Андрей Аристархович проснулся. Ныла спина. Ныли руки. Он уже привык к этой боли, уже отделил её от своего каждодневного существования, она не мешала ему ходить, разговаривать, думать. А вот в начале было тяжко. Он помнил своё состояние после первого рабочего дня: полубредовое, шаткое, наполненное желанием одновременно и уснуть, и поесть, и умереть... А ещё помнил, что чувствовал себя обманутым. Страшный этап из Великого Новгорода в этот лагерь под Тайшетом, этап, где люди умирали от духоты, давки и просто отчаяния, он пережил на одной только мысли, мысли, внушённой ему во время следствия добивающимся от него частушки следователем: «Признайся, и этот ад закончится!

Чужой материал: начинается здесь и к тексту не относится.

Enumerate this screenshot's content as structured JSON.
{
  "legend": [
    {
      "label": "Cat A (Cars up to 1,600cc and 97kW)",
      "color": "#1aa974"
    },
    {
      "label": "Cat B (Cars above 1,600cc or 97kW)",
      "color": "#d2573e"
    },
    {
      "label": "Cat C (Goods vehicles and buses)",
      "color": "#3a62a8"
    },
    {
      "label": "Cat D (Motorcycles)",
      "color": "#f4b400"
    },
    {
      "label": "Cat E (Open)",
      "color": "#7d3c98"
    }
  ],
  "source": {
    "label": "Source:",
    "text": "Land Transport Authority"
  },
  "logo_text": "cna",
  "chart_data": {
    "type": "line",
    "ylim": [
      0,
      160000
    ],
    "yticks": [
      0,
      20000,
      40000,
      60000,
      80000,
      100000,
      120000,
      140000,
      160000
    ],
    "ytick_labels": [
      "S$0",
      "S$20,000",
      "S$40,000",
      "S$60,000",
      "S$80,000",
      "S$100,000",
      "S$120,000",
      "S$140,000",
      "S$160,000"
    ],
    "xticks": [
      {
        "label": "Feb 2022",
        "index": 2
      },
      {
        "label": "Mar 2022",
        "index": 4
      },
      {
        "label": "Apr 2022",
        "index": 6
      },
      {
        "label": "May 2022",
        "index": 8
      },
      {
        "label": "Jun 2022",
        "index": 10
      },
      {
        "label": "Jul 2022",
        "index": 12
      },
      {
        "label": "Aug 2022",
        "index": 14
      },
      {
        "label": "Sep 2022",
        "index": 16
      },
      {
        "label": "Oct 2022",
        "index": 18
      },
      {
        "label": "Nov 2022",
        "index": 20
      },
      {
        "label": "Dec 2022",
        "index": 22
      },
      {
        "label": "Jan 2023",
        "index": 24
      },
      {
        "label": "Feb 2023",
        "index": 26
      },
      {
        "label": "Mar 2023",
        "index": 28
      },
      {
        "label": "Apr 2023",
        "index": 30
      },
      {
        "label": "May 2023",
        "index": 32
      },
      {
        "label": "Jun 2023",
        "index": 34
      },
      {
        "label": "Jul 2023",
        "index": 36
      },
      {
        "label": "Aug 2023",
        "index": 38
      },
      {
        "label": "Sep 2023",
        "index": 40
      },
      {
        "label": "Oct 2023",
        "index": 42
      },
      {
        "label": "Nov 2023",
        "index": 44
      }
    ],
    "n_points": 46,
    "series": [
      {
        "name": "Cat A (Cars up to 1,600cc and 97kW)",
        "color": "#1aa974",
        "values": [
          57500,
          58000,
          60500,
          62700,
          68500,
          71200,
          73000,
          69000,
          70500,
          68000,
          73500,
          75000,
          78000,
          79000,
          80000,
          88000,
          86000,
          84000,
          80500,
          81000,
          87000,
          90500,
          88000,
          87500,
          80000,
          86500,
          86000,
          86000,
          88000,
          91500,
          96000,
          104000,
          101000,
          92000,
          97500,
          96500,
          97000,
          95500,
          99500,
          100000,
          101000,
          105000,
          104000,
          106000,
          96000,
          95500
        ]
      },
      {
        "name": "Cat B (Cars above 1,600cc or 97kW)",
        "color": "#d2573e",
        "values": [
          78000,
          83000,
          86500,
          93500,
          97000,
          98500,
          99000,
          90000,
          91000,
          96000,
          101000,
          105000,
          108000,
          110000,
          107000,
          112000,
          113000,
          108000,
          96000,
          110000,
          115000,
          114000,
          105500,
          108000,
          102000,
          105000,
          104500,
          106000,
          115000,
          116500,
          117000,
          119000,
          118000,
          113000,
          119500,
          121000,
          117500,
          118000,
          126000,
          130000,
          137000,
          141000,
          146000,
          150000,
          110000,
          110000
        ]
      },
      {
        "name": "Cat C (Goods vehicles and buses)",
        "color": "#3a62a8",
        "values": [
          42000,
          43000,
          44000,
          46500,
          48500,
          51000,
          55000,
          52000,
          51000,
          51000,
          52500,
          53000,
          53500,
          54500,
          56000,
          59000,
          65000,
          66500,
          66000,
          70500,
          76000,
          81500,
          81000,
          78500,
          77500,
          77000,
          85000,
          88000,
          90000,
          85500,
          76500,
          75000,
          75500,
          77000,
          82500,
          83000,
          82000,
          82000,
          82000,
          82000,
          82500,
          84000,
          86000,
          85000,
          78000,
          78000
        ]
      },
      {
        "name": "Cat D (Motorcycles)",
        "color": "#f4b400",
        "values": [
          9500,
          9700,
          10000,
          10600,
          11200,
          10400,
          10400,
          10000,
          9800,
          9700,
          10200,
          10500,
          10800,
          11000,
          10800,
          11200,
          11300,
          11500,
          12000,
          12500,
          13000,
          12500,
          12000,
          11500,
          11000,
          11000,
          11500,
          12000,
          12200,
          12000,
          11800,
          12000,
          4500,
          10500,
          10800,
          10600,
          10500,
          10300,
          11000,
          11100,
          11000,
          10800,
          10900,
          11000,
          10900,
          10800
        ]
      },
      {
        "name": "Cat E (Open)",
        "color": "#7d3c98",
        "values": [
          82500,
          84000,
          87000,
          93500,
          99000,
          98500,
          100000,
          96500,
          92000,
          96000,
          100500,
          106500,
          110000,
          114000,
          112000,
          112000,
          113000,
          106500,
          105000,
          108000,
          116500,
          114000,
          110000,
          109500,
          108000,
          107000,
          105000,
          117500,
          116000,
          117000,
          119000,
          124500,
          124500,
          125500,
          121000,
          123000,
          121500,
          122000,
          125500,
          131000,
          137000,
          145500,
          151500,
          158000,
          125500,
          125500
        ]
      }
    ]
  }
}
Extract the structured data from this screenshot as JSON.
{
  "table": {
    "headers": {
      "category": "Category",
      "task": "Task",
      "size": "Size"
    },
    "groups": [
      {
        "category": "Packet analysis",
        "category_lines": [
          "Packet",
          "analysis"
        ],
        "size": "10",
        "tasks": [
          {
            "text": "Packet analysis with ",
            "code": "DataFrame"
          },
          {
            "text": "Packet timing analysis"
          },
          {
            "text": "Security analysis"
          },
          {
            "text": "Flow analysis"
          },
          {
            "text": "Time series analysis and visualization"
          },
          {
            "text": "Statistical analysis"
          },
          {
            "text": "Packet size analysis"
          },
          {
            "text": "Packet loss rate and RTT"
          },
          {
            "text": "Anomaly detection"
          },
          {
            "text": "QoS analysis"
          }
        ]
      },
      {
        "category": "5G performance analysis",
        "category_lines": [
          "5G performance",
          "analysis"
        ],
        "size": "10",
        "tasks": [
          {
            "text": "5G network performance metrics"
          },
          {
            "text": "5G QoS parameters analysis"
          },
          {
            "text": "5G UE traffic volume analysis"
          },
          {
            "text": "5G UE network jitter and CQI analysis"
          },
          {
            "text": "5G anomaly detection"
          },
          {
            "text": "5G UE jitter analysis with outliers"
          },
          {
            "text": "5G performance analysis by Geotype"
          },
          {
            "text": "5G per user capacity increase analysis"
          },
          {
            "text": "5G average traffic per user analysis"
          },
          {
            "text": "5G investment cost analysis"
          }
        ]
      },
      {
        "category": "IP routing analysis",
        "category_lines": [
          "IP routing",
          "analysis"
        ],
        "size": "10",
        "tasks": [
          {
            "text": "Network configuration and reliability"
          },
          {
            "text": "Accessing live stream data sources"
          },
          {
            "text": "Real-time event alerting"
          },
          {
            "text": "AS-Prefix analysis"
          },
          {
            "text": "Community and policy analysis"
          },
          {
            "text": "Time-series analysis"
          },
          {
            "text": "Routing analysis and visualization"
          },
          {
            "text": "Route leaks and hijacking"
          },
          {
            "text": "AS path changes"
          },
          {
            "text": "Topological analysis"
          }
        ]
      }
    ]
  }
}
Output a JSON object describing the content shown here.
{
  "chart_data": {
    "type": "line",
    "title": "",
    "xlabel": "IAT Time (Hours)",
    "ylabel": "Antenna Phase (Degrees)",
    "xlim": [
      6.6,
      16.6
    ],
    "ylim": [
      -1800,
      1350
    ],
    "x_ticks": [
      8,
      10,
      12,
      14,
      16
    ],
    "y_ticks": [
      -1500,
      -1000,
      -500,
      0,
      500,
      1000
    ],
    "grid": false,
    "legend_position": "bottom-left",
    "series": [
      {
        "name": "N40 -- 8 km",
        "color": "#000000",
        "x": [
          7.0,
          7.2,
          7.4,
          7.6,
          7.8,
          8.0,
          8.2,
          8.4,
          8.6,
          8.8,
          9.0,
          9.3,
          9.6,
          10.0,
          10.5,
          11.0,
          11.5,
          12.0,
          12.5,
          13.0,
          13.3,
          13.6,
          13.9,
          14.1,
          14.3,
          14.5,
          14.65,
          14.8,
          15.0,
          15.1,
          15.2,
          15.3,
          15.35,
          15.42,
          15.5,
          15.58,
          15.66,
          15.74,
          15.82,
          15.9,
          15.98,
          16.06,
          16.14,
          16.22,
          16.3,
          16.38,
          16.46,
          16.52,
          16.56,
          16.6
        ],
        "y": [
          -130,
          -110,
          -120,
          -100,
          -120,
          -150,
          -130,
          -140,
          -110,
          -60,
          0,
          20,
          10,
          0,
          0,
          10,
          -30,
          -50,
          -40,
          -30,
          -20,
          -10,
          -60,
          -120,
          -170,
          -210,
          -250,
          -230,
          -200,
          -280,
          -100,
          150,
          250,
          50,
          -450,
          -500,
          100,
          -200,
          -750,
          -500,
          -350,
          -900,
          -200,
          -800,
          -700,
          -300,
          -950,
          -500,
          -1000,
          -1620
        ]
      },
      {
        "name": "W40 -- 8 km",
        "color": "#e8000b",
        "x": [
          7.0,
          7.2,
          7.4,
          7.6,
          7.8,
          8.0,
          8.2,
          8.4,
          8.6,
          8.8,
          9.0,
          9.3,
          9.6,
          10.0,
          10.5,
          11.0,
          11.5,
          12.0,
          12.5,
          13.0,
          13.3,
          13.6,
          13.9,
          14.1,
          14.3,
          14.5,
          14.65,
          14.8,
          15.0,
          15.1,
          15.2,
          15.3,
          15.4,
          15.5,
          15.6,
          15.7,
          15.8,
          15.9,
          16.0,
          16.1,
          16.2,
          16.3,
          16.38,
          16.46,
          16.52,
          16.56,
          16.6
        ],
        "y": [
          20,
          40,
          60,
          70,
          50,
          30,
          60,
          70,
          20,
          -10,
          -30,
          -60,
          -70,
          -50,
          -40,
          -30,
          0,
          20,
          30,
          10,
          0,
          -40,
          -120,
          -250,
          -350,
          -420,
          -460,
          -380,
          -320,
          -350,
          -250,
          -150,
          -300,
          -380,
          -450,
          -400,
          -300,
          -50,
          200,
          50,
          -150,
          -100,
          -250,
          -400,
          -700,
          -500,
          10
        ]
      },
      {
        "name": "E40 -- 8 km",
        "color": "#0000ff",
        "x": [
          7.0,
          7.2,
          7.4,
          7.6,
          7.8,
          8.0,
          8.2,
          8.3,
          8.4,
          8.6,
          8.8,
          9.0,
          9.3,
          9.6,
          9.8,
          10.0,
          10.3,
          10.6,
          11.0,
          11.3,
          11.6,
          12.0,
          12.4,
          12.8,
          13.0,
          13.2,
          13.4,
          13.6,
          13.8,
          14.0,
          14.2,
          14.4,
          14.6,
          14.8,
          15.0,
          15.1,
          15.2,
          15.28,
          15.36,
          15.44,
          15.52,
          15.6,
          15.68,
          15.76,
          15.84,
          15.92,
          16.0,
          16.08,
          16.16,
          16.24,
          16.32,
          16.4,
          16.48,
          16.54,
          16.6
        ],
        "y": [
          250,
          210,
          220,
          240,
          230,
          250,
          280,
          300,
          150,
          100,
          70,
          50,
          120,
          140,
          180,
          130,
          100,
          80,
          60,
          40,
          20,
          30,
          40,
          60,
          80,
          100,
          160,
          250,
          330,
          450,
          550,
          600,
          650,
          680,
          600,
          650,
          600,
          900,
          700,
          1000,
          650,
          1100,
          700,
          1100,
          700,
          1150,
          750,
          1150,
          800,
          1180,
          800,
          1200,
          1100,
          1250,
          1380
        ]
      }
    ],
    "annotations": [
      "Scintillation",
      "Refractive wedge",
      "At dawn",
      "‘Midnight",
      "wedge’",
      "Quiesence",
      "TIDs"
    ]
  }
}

Поедешь на зону, а там небо, воздух, своя постель... Всё равно ведь посадим!» А в тюрьме да, был ад. Спали посменно, под шконками, спали стоя на продоле, падали с табуреток на допросе – засыпая не успев коснуться пола. Кисловатый, заползающий в глотку запах, поднимающийся от бочонка-параши, заставлял чуть-ли не руками, бывало, зажимать рот и нос, вцепляться в горло в попытке сжать рвотный толчок, задавить рвущееся наружу пустое нутро, изъязвлённое пересоленной баландой. А та камера?! О, та! камера...Где было всего пятеро человек. Где ярко горела лампа, и спать не разрешали вообще. Люди сидели, не смотря друг на друга, опустошённые, смотрящие в пол, избитые...Думающие о чём-то таком страшном, что мозг осыпался трухой сгоревшего бенгальского огня. Андрей Аристархович помнил эту камеру. На четвёртые сутки, когда глаза, казалось, еще немного, и вытекут на впалые щёки, он, в полубеспамятстве, сам, медленно поднявшись и подойдя к железной гулкой двери, постучал в неё ослабевшей рукой, и выдохнул кратко в лицо вертухая, появившееся в дверном окошечке – К следователю! Он верил, что после тюрьмы лагерь будет не страшен. Что там он сможет выжить. Сейчас, по прошествии двух месяцев, он понимал, что его надежды сбылись, но тогда, в первый вечер после лесоповала... Он думал, что умрет, не дойдя до ворот зоны.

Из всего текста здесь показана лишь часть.